At the same time, augmented reality games not only connect past and present to immerse players in local history. They also engage them in vibrant, everyday city life; in the spaces and details that make up the world around us. Google’s own augmented reality game, Ingress, is a great example of such an approach. The game takes our surroundings and forces us to reinvestigate them, to relive them through a different, alien perspective. The premise of Ingress is the existence of “exotic matter,” left by an alien race known as the Shapers, which has become the subject of an embittered battle between two warring factions. Against this background, the game encourages players to explore their environment, collect exotic matter, and gain control of local portals. The latter tend to be linked to popular public spaces like public art, parks, memorials, government buildings, or transportation hubs. Through in-game mechanics, Ingress supplies gamers with information via a Google Maps-style app or lets groups of players interact with the space around them and with each other.

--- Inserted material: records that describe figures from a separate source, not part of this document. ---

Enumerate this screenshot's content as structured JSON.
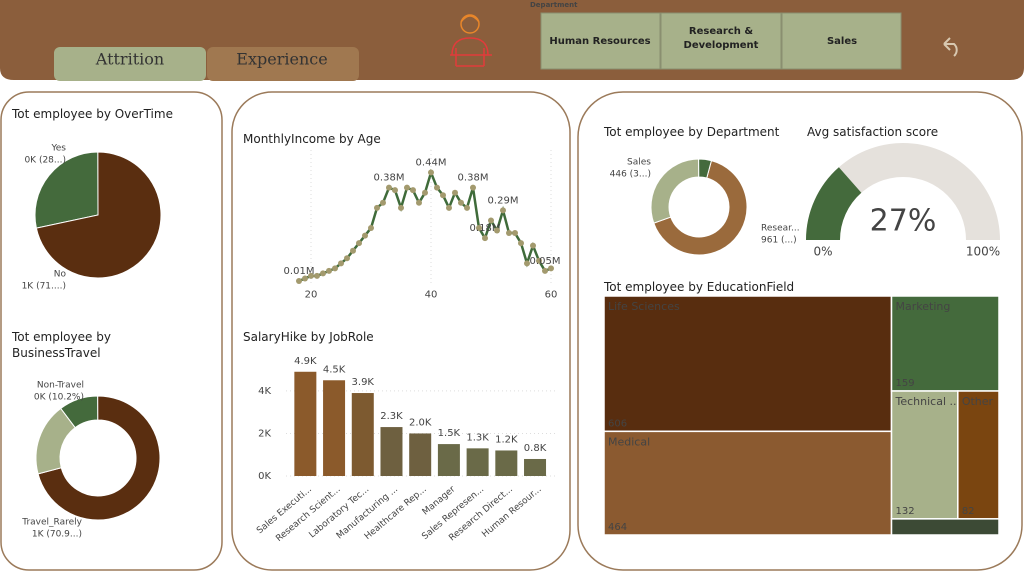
{
  "header": {
    "tabs": [
      "Attrition",
      "Experience"
    ],
    "slicer": {
      "title": "Department",
      "options": [
        "Human Resources",
        "Research & Development",
        "Sales"
      ]
    }
  },
  "chart_data": [
    {
      "type": "pie",
      "title": "Tot employee by OverTime",
      "categories": [
        "Yes",
        "No"
      ],
      "values": [
        416,
        1054
      ],
      "value_labels": [
        "0K (28...)",
        "1K (71....)"
      ],
      "colors": [
        "#446a3c",
        "#5a2e10"
      ]
    },
    {
      "type": "donut",
      "title": "Tot employee by BusinessTravel",
      "categories": [
        "Non-Travel",
        "Travel_Rarely",
        null
      ],
      "values": [
        150,
        1043,
        277
      ],
      "value_labels": [
        "0K (10.2%)",
        "1K (70.9...)",
        null
      ],
      "colors": [
        "#446a3c",
        "#5a2e10",
        "#a7b18a"
      ]
    },
    {
      "type": "line",
      "title": "MonthlyIncome by Age",
      "x": [
        18,
        19,
        20,
        21,
        22,
        23,
        24,
        25,
        26,
        27,
        28,
        29,
        30,
        31,
        32,
        33,
        34,
        35,
        36,
        37,
        38,
        39,
        40,
        41,
        42,
        43,
        44,
        45,
        46,
        47,
        48,
        49,
        50,
        51,
        52,
        53,
        54,
        55,
        56,
        57,
        58,
        59,
        60
      ],
      "values": [
        0.01,
        0.02,
        0.03,
        0.03,
        0.04,
        0.05,
        0.06,
        0.08,
        0.1,
        0.13,
        0.16,
        0.19,
        0.22,
        0.3,
        0.32,
        0.38,
        0.37,
        0.3,
        0.38,
        0.37,
        0.32,
        0.36,
        0.44,
        0.38,
        0.35,
        0.3,
        0.36,
        0.32,
        0.3,
        0.38,
        0.22,
        0.18,
        0.25,
        0.21,
        0.29,
        0.2,
        0.2,
        0.16,
        0.08,
        0.15,
        0.09,
        0.05,
        0.06
      ],
      "value_labels": [
        "0.01M",
        null,
        null,
        null,
        null,
        null,
        null,
        null,
        null,
        null,
        null,
        null,
        null,
        null,
        null,
        "0.38M",
        null,
        null,
        null,
        null,
        null,
        null,
        "0.44M",
        null,
        null,
        null,
        null,
        null,
        null,
        "0.38M",
        null,
        "0.18M",
        null,
        null,
        "0.29M",
        null,
        null,
        null,
        null,
        null,
        null,
        "0.05M",
        null
      ],
      "xlim": [
        18,
        60
      ],
      "xticks": [
        20,
        40,
        60
      ],
      "ylim": [
        0,
        0.45
      ],
      "color": "#3f6b3a",
      "marker_color": "#a39a6e"
    },
    {
      "type": "bar",
      "title": "SalaryHike by JobRole",
      "categories": [
        "Sales Executi...",
        "Research Scient...",
        "Laboratory Tec...",
        "Manufacturing ...",
        "Healthcare Rep...",
        "Manager",
        "Sales Represen...",
        "Research Direct...",
        "Human Resour..."
      ],
      "values": [
        4900,
        4500,
        3900,
        2300,
        2000,
        1500,
        1300,
        1200,
        800
      ],
      "value_labels": [
        "4.9K",
        "4.5K",
        "3.9K",
        "2.3K",
        "2.0K",
        "1.5K",
        "1.3K",
        "1.2K",
        "0.8K"
      ],
      "colors": [
        "#8b5a2b",
        "#8b5a2b",
        "#7d5a30",
        "#6e6040",
        "#6e6040",
        "#6a6a48",
        "#6a6a48",
        "#6a6a48",
        "#6a6a48"
      ],
      "ylim": [
        0,
        5500
      ],
      "yticks": [
        {
          "value": 0,
          "label": "0K"
        },
        {
          "value": 2000,
          "label": "2K"
        },
        {
          "value": 4000,
          "label": "4K"
        }
      ],
      "grid": true
    },
    {
      "type": "donut",
      "title": "Tot employee by Department",
      "categories": [
        "Resear...",
        "Sales",
        null
      ],
      "values": [
        961,
        446,
        63
      ],
      "value_labels": [
        "961 (...)",
        "446 (3...)",
        null
      ],
      "colors": [
        "#9a6a3c",
        "#a7b18a",
        "#446a3c"
      ]
    },
    {
      "type": "gauge",
      "title": "Avg satisfaction score",
      "values": [
        27
      ],
      "value_labels": [
        "27%"
      ],
      "ylim": [
        0,
        100
      ],
      "yticks": [
        {
          "value": 0,
          "label": "0%"
        },
        {
          "value": 100,
          "label": "100%"
        }
      ],
      "color": "#446a3c"
    },
    {
      "type": "treemap",
      "title": "Tot employee by EducationField",
      "categories": [
        "Life Sciences",
        "Medical",
        "Marketing",
        "Technical ...",
        "Other",
        null
      ],
      "values": [
        606,
        464,
        159,
        132,
        82,
        27
      ],
      "colors": [
        "#582d0f",
        "#8b5a30",
        "#446a3c",
        "#a7b18a",
        "#7a4510",
        "#3c4a35"
      ]
    }
  ]
}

What makes Ingress so unique, and uniquely addictive, however, is not only its global reach, but the way that it groups players into factions; only those who cooperate can hope to gain control over larger areas or to open portals beyond regional confines. Essentially, this game can be played anywhere within reach of Google services. And the game offers plenty of flexibility, too: Players can propose new sites for portals, thus opening up their specific region to further or more exciting gameplay. Here, virtual gaming and the physical realm meet and mingle in real-time.
As we can see, augmented reality gaming allows players to engage with their cities, essentially transforming urban public space into a stage for performative interaction. To this end, they challenge our concept of the place we live in, whether through exploration of historic dimensions or by alienating us from “normal” use scenarios, thus creating a virtual layer of meaning beyond the simple and sober “realism” of our everyday surroundings.